What I’d like to know is, what are they learning here? What kind of evolutionary purpose does this serve? Are they trying to find out what kind of a mood the other one is in? How healthy they are? Why does the sniffee seem so annoyed about the whole thing?
The data they are collecting from other dogs is fertility (in females) and probably information on their health.
Dogs have scent glands near their anuses. (Sometimes, they get painfully impacted and have to be manually emptied. This is a major cause of “scooting.”) Thus, when dogs meet, they automatically go to the source-- the most strongly scented area. Remember, dogs don’t differentiate smells into good and bad. They don’t have any odor taboos like we do. To a dog, the stinkier, the better.
Those dogs which are habitual crotch-sniffers are generally dogs in which their height puts the human genitals in a convenient location-- right in front of their snouts. This area, not to be too blunt, is probably the most strongly scented place on a human, making it natural for them to seek it out. I’ sure they don’t understand our embarassment. They haven’t been conditioned to think of those places as tabooed.
I also doubt that the dog is necessarily seeking the crotch or ass, as in thinking, “Well, my ass is above my back legs, so on a human, it should be right about here.” Dogs most likely lack that mirror-image self kind of thinking.

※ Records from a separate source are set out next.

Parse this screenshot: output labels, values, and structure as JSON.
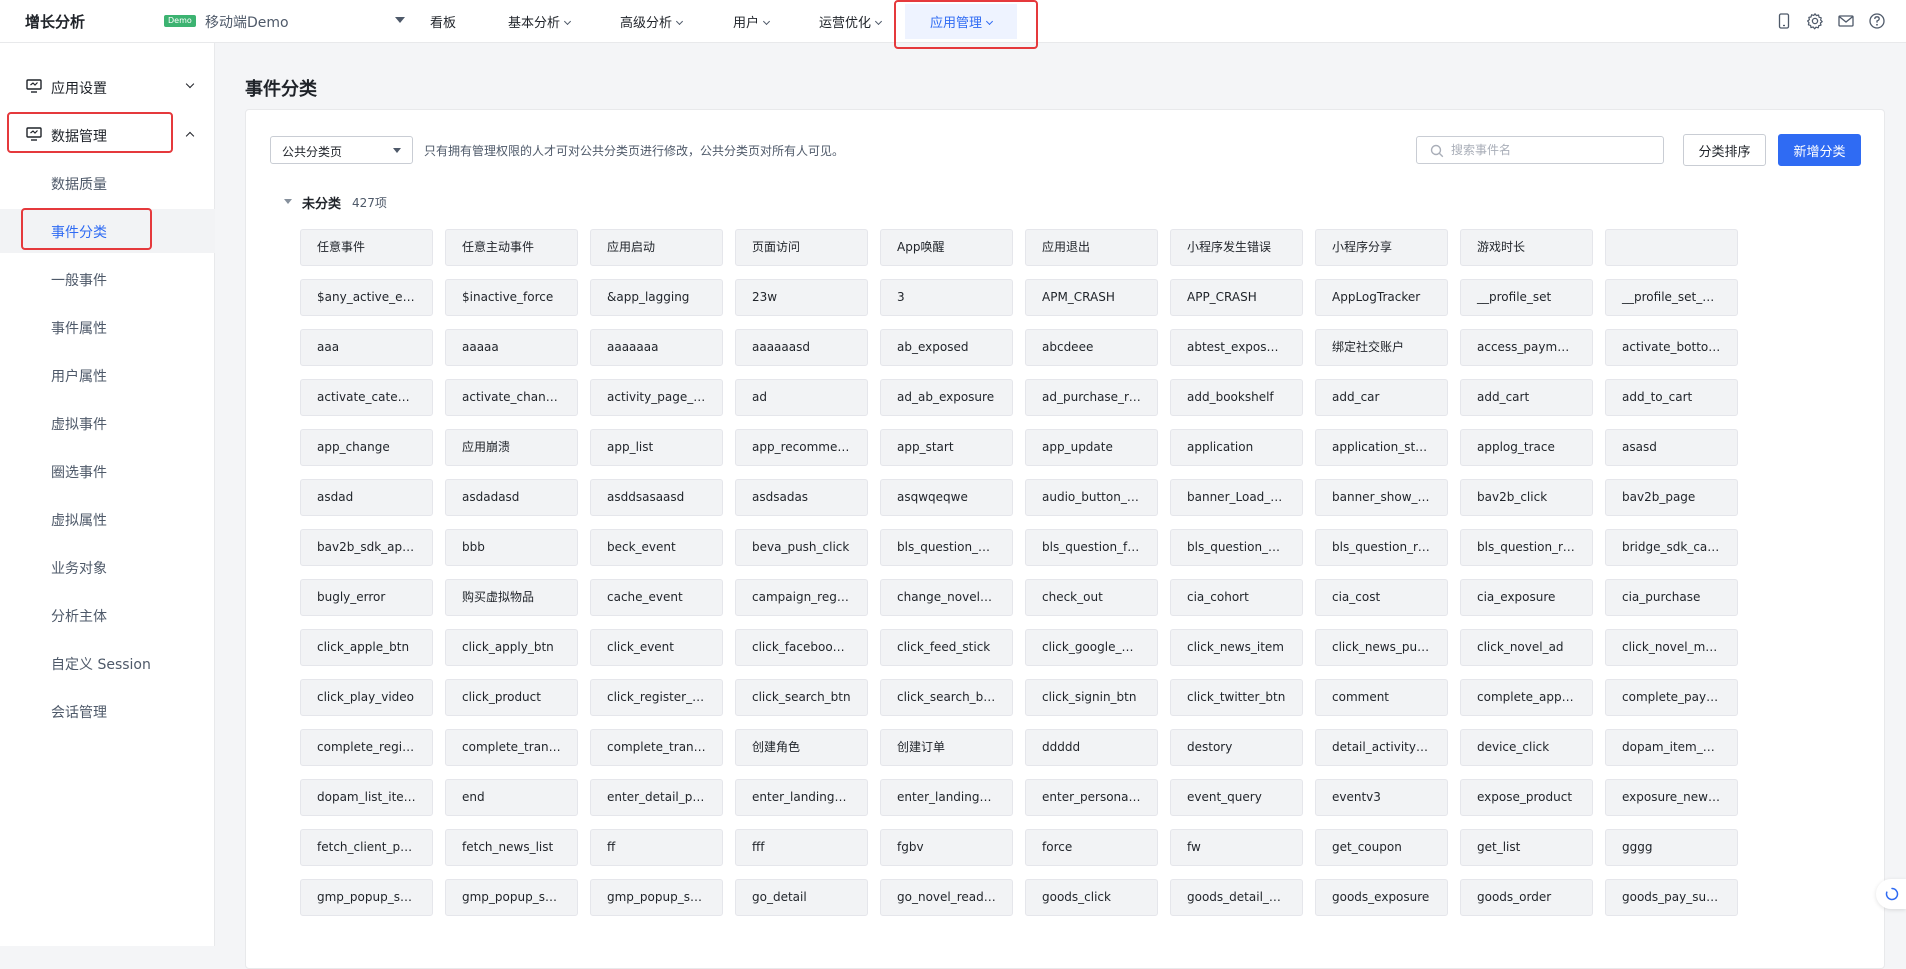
{
  "header": {
    "brand": "增长分析",
    "demo_badge": "Demo",
    "app_name": "移动端Demo",
    "nav": [
      {
        "label": "看板",
        "dropdown": false
      },
      {
        "label": "基本分析",
        "dropdown": true
      },
      {
        "label": "高级分析",
        "dropdown": true
      },
      {
        "label": "用户",
        "dropdown": true
      },
      {
        "label": "运营优化",
        "dropdown": true
      },
      {
        "label": "应用管理",
        "dropdown": true,
        "active": true
      }
    ],
    "icons": [
      "mobile-icon",
      "gear-icon",
      "mail-icon",
      "help-icon"
    ]
  },
  "sidebar": {
    "groups": [
      {
        "label": "应用设置",
        "expanded": false
      },
      {
        "label": "数据管理",
        "expanded": true
      }
    ],
    "items": [
      {
        "label": "数据质量"
      },
      {
        "label": "事件分类",
        "active": true
      },
      {
        "label": "一般事件"
      },
      {
        "label": "事件属性"
      },
      {
        "label": "用户属性"
      },
      {
        "label": "虚拟事件"
      },
      {
        "label": "圈选事件"
      },
      {
        "label": "虚拟属性"
      },
      {
        "label": "业务对象"
      },
      {
        "label": "分析主体"
      },
      {
        "label": "自定义 Session"
      },
      {
        "label": "会话管理"
      }
    ]
  },
  "main": {
    "title": "事件分类",
    "select_value": "公共分类页",
    "hint": "只有拥有管理权限的人才可对公共分类页进行修改，公共分类页对所有人可见。",
    "search_placeholder": "搜索事件名",
    "sort_button": "分类排序",
    "new_button": "新增分类",
    "group": {
      "name": "未分类",
      "count": "427项",
      "events": [
        "任意事件",
        "任意主动事件",
        "应用启动",
        "页面访问",
        "App唤醒",
        "应用退出",
        "小程序发生错误",
        "小程序分享",
        "游戏时长",
        "",
        "$any_active_event",
        "$inactive_force",
        "&app_lagging",
        "23w",
        "3",
        "APM_CRASH",
        "APP_CRASH",
        "AppLogTracker",
        "__profile_set",
        "__profile_set_on…",
        "aaa",
        "aaaaa",
        "aaaaaaa",
        "aaaaaasd",
        "ab_exposed",
        "abcdeee",
        "abtest_exposure",
        "绑定社交账户",
        "access_paymen…",
        "activate_bottom…",
        "activate_category",
        "activate_channel",
        "activity_page_vi…",
        "ad",
        "ad_ab_exposure",
        "ad_purchase_re…",
        "add_bookshelf",
        "add_car",
        "add_cart",
        "add_to_cart",
        "app_change",
        "应用崩溃",
        "app_list",
        "app_recommend",
        "app_start",
        "app_update",
        "application",
        "application_start",
        "applog_trace",
        "asasd",
        "asdad",
        "asdadasd",
        "asddsasaasd",
        "asdsadas",
        "asqwqeqwe",
        "audio_button_s…",
        "banner_Load_S…",
        "banner_show_S…",
        "bav2b_click",
        "bav2b_page",
        "bav2b_sdk_app…",
        "bbb",
        "beck_event",
        "beva_push_click",
        "bls_question_a…",
        "bls_question_fa…",
        "bls_question_p…",
        "bls_question_re…",
        "bls_question_re…",
        "bridge_sdk_call…",
        "bugly_error",
        "购买虚拟物品",
        "cache_event",
        "campaign_regis…",
        "change_novel_f…",
        "check_out",
        "cia_cohort",
        "cia_cost",
        "cia_exposure",
        "cia_purchase",
        "click_apple_btn",
        "click_apply_btn",
        "click_event",
        "click_facebook_…",
        "click_feed_stick",
        "click_google_btn",
        "click_news_item",
        "click_news_pus…",
        "click_novel_ad",
        "click_novel_menu",
        "click_play_video",
        "click_product",
        "click_register_btn",
        "click_search_btn",
        "click_search_bt…",
        "click_signin_btn",
        "click_twitter_btn",
        "comment",
        "complete_appli…",
        "complete_paym…",
        "complete_regist…",
        "complete_trans…",
        "complete_trans…",
        "创建角色",
        "创建订单",
        "ddddd",
        "destory",
        "detail_activity_o…",
        "device_click",
        "dopam_item_fir…",
        "dopam_list_ite…",
        "end",
        "enter_detail_page",
        "enter_landing_p…",
        "enter_landing_p…",
        "enter_personal_…",
        "event_query",
        "eventv3",
        "expose_product",
        "exposure_news…",
        "fetch_client_par…",
        "fetch_news_list",
        "ff",
        "fff",
        "fgbv",
        "force",
        "fw",
        "get_coupon",
        "get_list",
        "gggg",
        "gmp_popup_sh…",
        "gmp_popup_sh…",
        "gmp_popup_sh…",
        "go_detail",
        "go_novel_reader",
        "goods_click",
        "goods_detail_vi…",
        "goods_exposure",
        "goods_order",
        "goods_pay_suc…"
      ]
    }
  },
  "colors": {
    "accent": "#2f6bf3",
    "highlight": "#e5393c",
    "demo_badge": "#3cb371"
  }
}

Nope, they’re fully functional. You may occasionally see a dog secrete a droplet of fluid when it finishes defecating-- that’s from the anal glands. A dog which has soft stools is more likely to be victim to impacted glands. (You can empty them yourself, but I don’t recommend it. The stench is a very powerful one which tends to linger. Have your vet do it.) Dogs will sometimes scoot when the glands are impacted, or may suddenly jump like it’s been bitten and look back there in puzzlement.
My vet has had to manually empty out my dog’s anal gland on quite a few occasions - I usually knew when to take him there when he stared chewing away at his butt-al area non-stop.